Unlike the palm oil market, there is little solid evidence – yet – of the market having done enough to cut demand to fit supplies which may face further downgrades yet.
“Most still feel the Brazil soybean crop could be 3m-5m tonnes below the USDA’s forecast of 133m tonnes, and Argentina could be 2m-4m tonnes below the USDA’s 48m tonnes,” said Steve Freed at ADM Investor Services.
Corn stocks downgrade ahead?
For corn, meanwhile, Sean Lusk at Walsh Trading said that the USDA’s estimate last week of US stocks of the grain ending 2020-21 at 1.55bn bushels, while a figure lower than investors had forecast, was yet vulnerable to further downgrades.
“That number is being debated as prospects of future demand may require a drop here of 200m- 300m bushels in the months ahead,” Mr Lusk said.
“That would put corn ending stocks possibly revised down to a 1.2bn-bushel or 1.3-bn bushel carry.”
As to whether that is “ample enough to provide a cushion until South American corn harvests come June and July… keep in mind that 70% of Brazil’s secondary corn crop goes into the ground after their massive soybean crop is harvested”, and a return of dryness could yet shrink yield potential.

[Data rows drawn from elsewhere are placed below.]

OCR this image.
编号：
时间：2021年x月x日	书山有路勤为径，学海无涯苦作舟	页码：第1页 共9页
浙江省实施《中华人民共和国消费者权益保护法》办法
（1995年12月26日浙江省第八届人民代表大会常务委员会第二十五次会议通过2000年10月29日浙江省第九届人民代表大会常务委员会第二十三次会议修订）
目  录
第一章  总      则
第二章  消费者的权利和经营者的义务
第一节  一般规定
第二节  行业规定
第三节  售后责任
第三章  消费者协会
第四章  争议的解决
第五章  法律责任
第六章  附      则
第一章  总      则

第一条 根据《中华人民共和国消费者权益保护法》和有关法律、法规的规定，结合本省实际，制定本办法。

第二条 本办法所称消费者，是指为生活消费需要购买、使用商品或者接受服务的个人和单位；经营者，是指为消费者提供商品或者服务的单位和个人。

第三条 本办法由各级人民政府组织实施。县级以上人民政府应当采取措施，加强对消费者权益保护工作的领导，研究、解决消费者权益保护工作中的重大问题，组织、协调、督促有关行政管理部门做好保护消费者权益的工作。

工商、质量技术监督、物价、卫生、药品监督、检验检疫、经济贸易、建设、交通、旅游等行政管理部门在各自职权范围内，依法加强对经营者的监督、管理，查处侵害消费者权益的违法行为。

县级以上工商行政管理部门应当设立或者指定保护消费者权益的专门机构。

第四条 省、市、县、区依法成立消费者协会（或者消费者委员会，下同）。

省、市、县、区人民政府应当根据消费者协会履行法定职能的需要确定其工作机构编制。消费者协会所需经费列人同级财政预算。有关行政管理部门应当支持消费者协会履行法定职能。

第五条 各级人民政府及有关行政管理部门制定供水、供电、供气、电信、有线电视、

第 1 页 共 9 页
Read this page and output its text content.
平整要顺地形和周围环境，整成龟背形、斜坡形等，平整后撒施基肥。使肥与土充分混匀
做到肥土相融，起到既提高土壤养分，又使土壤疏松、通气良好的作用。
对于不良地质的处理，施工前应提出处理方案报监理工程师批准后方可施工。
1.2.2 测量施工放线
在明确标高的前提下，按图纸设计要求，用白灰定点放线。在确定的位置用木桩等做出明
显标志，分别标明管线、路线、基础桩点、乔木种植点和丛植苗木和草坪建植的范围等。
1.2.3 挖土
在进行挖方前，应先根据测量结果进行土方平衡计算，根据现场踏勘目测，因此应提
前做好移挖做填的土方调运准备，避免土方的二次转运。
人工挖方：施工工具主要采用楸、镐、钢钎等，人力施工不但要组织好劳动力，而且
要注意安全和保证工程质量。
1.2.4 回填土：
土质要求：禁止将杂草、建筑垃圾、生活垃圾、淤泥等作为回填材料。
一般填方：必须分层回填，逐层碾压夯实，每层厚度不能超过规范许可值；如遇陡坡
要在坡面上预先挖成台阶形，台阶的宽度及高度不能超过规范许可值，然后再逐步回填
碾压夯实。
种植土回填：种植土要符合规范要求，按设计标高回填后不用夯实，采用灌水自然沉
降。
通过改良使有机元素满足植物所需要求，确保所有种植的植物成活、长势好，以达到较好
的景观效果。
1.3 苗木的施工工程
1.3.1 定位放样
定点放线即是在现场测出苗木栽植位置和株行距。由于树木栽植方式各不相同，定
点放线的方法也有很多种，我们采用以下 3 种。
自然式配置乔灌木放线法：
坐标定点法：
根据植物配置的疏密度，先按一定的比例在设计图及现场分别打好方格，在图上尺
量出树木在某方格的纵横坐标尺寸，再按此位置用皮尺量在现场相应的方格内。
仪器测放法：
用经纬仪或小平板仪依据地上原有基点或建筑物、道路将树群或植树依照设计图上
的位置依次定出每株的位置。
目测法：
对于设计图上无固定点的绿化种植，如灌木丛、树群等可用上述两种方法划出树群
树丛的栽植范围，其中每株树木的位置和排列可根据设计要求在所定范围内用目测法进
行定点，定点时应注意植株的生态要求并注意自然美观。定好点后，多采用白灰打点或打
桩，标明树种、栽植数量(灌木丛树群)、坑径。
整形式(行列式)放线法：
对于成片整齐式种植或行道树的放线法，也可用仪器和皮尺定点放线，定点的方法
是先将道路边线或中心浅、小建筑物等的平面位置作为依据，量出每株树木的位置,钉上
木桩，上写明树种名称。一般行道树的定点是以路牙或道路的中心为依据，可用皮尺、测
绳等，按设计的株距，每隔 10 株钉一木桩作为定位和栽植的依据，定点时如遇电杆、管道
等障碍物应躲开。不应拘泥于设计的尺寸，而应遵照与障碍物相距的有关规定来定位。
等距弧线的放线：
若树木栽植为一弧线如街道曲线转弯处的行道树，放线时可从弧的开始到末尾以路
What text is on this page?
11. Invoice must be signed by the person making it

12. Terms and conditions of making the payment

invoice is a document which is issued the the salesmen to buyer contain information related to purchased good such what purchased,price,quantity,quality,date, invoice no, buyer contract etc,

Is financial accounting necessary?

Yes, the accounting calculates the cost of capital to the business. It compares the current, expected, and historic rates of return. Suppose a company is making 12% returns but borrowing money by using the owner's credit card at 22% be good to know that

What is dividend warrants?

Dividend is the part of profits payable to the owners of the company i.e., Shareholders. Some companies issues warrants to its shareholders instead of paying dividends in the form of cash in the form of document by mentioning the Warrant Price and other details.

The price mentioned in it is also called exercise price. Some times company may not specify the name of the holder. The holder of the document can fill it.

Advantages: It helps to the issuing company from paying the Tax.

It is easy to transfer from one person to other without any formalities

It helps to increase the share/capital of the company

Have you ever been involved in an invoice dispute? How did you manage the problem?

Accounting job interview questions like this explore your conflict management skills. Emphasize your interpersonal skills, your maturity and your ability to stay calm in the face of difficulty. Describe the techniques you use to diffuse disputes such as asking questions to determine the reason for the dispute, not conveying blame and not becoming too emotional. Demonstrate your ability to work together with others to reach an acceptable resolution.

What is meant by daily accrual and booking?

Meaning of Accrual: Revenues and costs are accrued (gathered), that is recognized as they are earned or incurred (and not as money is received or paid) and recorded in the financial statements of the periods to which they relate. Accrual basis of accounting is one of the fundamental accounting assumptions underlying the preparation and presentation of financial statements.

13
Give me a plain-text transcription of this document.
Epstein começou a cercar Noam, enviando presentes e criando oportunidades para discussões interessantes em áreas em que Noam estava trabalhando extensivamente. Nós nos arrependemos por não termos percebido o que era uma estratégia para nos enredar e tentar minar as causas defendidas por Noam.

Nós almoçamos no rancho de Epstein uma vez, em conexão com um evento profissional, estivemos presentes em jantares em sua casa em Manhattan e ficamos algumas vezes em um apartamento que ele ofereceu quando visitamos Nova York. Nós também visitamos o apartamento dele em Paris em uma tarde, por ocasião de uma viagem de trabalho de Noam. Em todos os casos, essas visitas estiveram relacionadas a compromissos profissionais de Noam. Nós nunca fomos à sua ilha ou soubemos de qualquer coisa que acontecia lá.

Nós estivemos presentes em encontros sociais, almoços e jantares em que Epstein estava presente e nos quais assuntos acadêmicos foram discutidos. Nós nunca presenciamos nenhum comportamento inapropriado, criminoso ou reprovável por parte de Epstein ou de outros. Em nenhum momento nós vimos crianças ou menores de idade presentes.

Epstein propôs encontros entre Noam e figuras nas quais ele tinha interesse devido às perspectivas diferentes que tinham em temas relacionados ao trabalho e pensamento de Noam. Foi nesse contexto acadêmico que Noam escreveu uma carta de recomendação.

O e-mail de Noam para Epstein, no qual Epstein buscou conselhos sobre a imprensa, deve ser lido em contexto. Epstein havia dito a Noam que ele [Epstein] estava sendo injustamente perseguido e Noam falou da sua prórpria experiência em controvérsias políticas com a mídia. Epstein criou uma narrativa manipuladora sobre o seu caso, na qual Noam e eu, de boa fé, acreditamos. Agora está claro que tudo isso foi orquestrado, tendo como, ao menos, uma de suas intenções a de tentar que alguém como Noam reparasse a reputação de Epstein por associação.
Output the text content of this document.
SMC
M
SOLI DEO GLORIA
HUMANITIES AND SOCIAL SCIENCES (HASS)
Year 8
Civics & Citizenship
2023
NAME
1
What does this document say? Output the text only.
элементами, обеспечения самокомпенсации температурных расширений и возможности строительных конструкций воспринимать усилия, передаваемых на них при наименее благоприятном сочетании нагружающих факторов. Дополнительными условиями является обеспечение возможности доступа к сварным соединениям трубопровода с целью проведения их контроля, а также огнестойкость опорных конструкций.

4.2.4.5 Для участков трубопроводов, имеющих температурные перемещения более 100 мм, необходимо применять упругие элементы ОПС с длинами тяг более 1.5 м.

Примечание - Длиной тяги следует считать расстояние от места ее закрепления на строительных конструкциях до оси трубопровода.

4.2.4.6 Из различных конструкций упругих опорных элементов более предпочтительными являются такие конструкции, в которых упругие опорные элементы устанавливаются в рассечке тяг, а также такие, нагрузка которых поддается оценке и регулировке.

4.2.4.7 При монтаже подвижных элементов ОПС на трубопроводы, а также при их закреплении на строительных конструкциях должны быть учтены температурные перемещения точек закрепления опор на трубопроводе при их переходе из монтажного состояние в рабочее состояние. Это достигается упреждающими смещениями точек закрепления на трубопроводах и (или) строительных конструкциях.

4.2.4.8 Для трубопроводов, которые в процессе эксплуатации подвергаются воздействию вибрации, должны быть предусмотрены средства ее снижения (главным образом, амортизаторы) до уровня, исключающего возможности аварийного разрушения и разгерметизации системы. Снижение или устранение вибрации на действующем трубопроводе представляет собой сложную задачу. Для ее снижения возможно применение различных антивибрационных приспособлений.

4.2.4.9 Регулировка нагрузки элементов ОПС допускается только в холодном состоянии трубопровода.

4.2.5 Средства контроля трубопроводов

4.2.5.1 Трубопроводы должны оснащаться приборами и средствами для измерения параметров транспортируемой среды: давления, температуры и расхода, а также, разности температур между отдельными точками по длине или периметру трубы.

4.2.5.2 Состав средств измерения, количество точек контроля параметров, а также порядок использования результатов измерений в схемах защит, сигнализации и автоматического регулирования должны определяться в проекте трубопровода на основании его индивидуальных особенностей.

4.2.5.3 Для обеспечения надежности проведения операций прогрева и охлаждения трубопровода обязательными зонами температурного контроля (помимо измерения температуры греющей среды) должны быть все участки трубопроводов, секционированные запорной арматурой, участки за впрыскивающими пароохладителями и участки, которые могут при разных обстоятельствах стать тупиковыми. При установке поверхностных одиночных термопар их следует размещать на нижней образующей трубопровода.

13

The inference looks to be that significant risk premium in prices is still warranted.
Battle for acres
In New York, cotton futures weakened this time too, shedding 0.4% to 80.77 cents a pound for March.
While there remain hopes for US cotton demand, and worries that the fibre will get muscled out of US spring planting programmes by corn and soybeans, this concern eases as prices of the rival row crops fall, eroding their relative appeal.
“If that competition is less intense, cotton prices will suffer accordingly,” said Tobin Gorey at Commonwealth Bank of Australia.